A lot of these volatility indexes reduce in value significantly over the course of time. Sometimes even losing about 90% value over the course of a given year.

I was trying to think about ways that I could take advantage of this and remembered about something called the Martingale betting strategy, which basically involves doubling your bets every time you lose. The idea behind this betting strategy is that you eventually always win, but it requires essentially an infinite pool of money because it's not realistically possible to double your bet multiple times.

Well, this becomes realistically feasible with volatility indexes.

The idea that I had involves purchasing a specific dollar amount's worth of volatility index shares and continuing to purchase that same set amount of money's worth of shares every time the volatility index reduces in value by 50%.

For example, buy $1000 worth of shares of uvxy at $10 per share = 100 shares. Then spend $1000 again at $5 per share = 200 shares, and so on and so forth. This essentially would lead to somebody having thousands and thousands of volatility index shares for paying a sort of "flat fee" every few months. Even with reverse splitting being a thing that exists, it would still seemingly be beneficial to do this if feasible for you.

This essentially makes it so that you don't need to have an infinite amount to money to realistically implement the Martingale betting strategy because you can buy double the amount of shares instead of doubling the amount of money that you spend.

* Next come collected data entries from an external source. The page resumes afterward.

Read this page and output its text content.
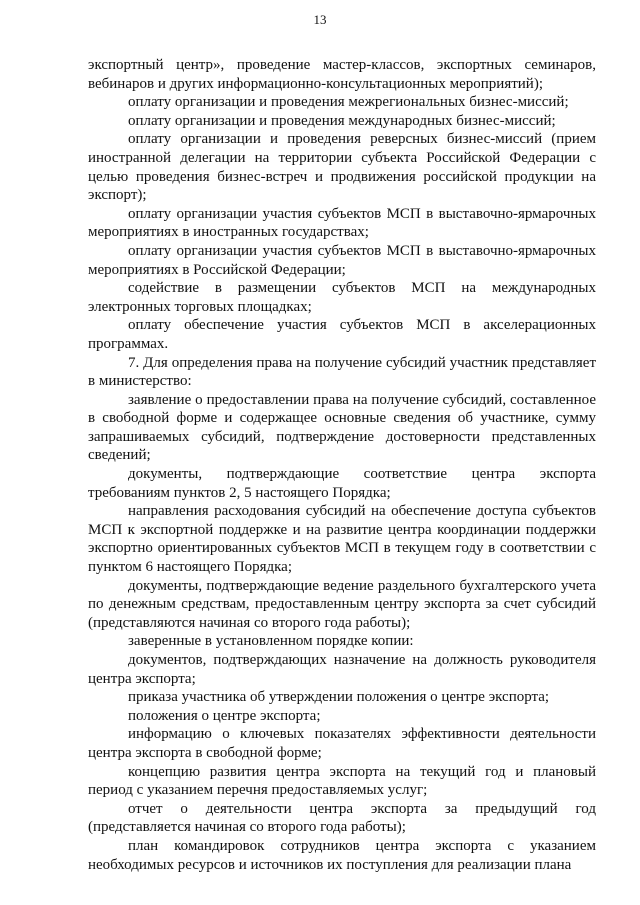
13

экспортный центр», проведение мастер-классов, экспортных семинаров, вебинаров и других информационно-консультационных мероприятий);

оплату организации и проведения межрегиональных бизнес-миссий;

оплату организации и проведения международных бизнес-миссий;

оплату организации и проведения реверсных бизнес-миссий (прием иностранной делегации на территории субъекта Российской Федерации с целью проведения бизнес-встреч и продвижения российской продукции на экспорт);

оплату организации участия субъектов МСП в выставочно-ярмарочных мероприятиях в иностранных государствах;

оплату организации участия субъектов МСП в выставочно-ярмарочных мероприятиях в Российской Федерации;

содействие в размещении субъектов МСП на международных электронных торговых площадках;

оплату обеспечение участия субъектов МСП в акселерационных программах.

7. Для определения права на получение субсидий участник представляет в министерство:

заявление о предоставлении права на получение субсидий, составленное в свободной форме и содержащее основные сведения об участнике, сумму запрашиваемых субсидий, подтверждение достоверности представленных сведений;

документы, подтверждающие соответствие центра экспорта требованиям пунктов 2, 5 настоящего Порядка;

направления расходования субсидий на обеспечение доступа субъектов МСП к экспортной поддержке и на развитие центра координации поддержки экспортно ориентированных субъектов МСП в текущем году в соответствии с пунктом 6 настоящего Порядка;

документы, подтверждающие ведение раздельного бухгалтерского учета по денежным средствам, предоставленным центру экспорта за счет субсидий (представляются начиная со второго года работы);

заверенные в установленном порядке копии:

документов, подтверждающих назначение на должность руководителя центра экспорта;

приказа участника об утверждении положения о центре экспорта;

положения о центре экспорта;

информацию о ключевых показателях эффективности деятельности центра экспорта в свободной форме;

концепцию развития центра экспорта на текущий год и плановый период с указанием перечня предоставляемых услуг;

отчет о деятельности центра экспорта за предыдущий год (представляется начиная со второго года работы);

план командировок сотрудников центра экспорта с указанием необходимых ресурсов и источников их поступления для реализации плана
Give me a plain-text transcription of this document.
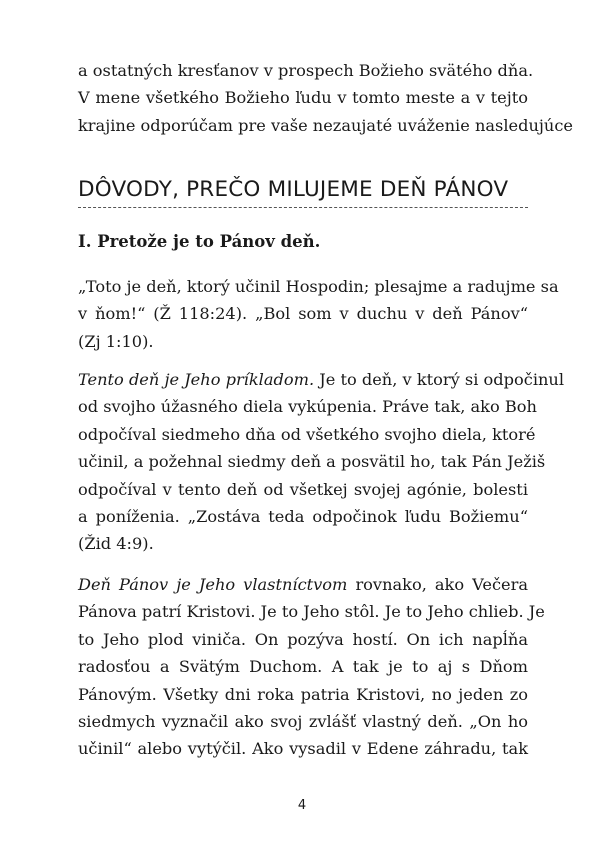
a ostatných kresťanov v prospech Božieho svätého dňa.
V mene všetkého Božieho ľudu v tomto meste a v tejto
krajine odporúčam pre vaše nezaujaté uváženie nasledujúce

DÔVODY, PREČO MILUJEME DEŇ PÁNOV
I. Pretože je to Pánov deň.

„Toto je deň, ktorý učinil Hospodin; plesajme a radujme sa
v ňom!“ (Ž 118:24). „Bol som v duchu v deň Pánov“
(Zj 1:10).

Tento deň je Jeho príkladom. Je to deň, v ktorý si odpočinul
od svojho úžasného diela vykúpenia. Práve tak, ako Boh
odpočíval siedmeho dňa od všetkého svojho diela, ktoré
učinil, a požehnal siedmy deň a posvätil ho, tak Pán Ježiš
odpočíval v tento deň od všetkej svojej agónie, bolesti
a poníženia. „Zostáva teda odpočinok ľudu Božiemu“
(Žid 4:9).

Deň Pánov je Jeho vlastníctvom rovnako, ako Večera
Pánova patrí Kristovi. Je to Jeho stôl. Je to Jeho chlieb. Je
to Jeho plod viniča. On pozýva hostí. On ich napĺňa
radosťou a Svätým Duchom. A tak je to aj s Dňom
Pánovým. Všetky dni roka patria Kristovi, no jeden zo
siedmych vyznačil ako svoj zvlášť vlastný deň. „On ho
učinil“ alebo vytýčil. Ako vysadil v Edene záhradu, tak

4
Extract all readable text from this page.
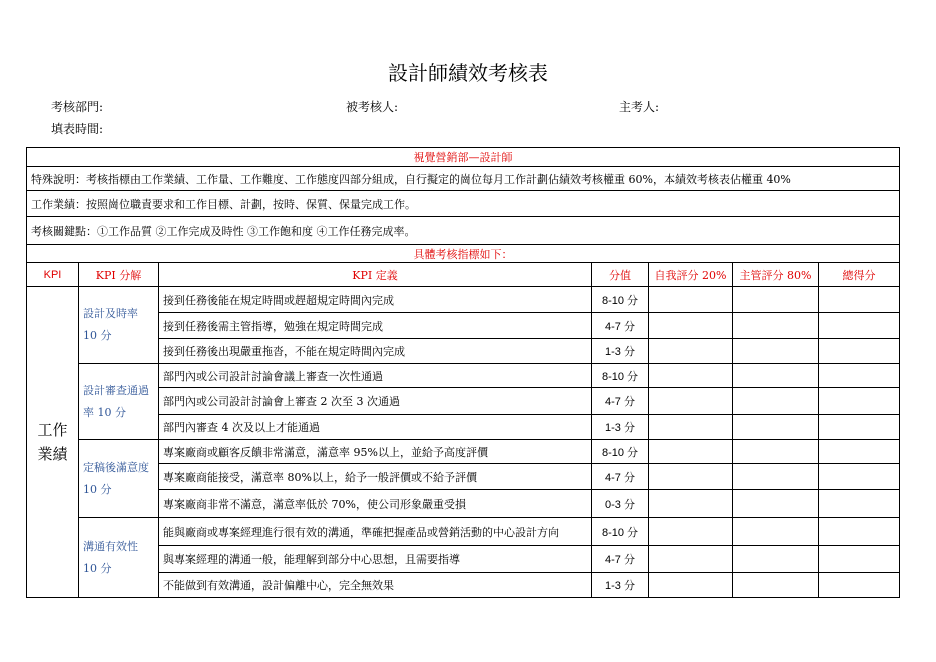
設計師績效考核表
考核部門:	被考核人:	主考人:
填表時間:
視覺營銷部—設計師						
特殊說明：考核指標由工作業績、工作量、工作難度、工作態度四部分組成，自行擬定的崗位每月工作計劃佔績效考核權重 60%，本績效考核表佔權重 40%						
工作業績：按照崗位職責要求和工作目標、計劃，按時、保質、保量完成工作。						
考核關鍵點：①工作品質 ②工作完成及時性 ③工作飽和度 ④工作任務完成率。						
具體考核指標如下：						
KPI	KPI 分解	KPI 定義	分值	自我評分 20%	主管評分 80%	總得分
工作業績	設計及時率 10 分	接到任務後能在規定時間或趕超規定時間內完成	8-10 分			
		接到任務後需主管指導，勉強在規定時間完成	4-7 分			
		接到任務後出現嚴重拖沓，不能在規定時間內完成	1-3 分			
	設計審查通過率 10 分	部門內或公司設計討論會議上審查一次性通過	8-10 分			
		部門內或公司設計討論會上審查 2 次至 3 次通過	4-7 分			
		部門內審查 4 次及以上才能通過	1-3 分			
	定稿後滿意度 10 分	專案廠商或顧客反饋非常滿意，滿意率 95%以上，並給予高度評價	8-10 分			
		專案廠商能接受，滿意率 80%以上，給予一般評價或不給予評價	4-7 分			
		專案廠商非常不滿意，滿意率低於 70%，使公司形象嚴重受損	0-3 分			
	溝通有效性 10 分	能與廠商或專案經理進行很有效的溝通，準確把握產品或營銷活動的中心設計方向	8-10 分			
		與專案經理的溝通一般，能理解到部分中心思想，且需要指導	4-7 分			
		不能做到有效溝通，設計偏離中心，完全無效果	1-3 分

Essentially, this means that if the market ever crashes, you will make a significant amount of money.

So far, I am only able to see two downsides to this:

1) you continue to bleed money in the long run until the stock market crashes which is the only time you would ever make money.

2) said strategy relies on the assumption that the stock Market will crash, which we all know will inevitably be true, but such a mindset is unhealthy for capitalism and the overall economy.

One potential benefit I see if this type of strategy catches on though is that, if retail investors utilize this strategy em masse, it would theoretically scare large whales and billionaire investors in the market to into stopping the stock market from crashing periodically every few years for fear of losing their investments. Ironically, this seems like it would result in more market stability as more retail investors catch on and use this type of strategy.

My questions to you all are:

1)am I insane? Or does something like this actually make sense?

2) what are other downsides to this?

I'm genuinely interested in learning more about stuff like this and the logic behind it so any feedback would be much appreciated.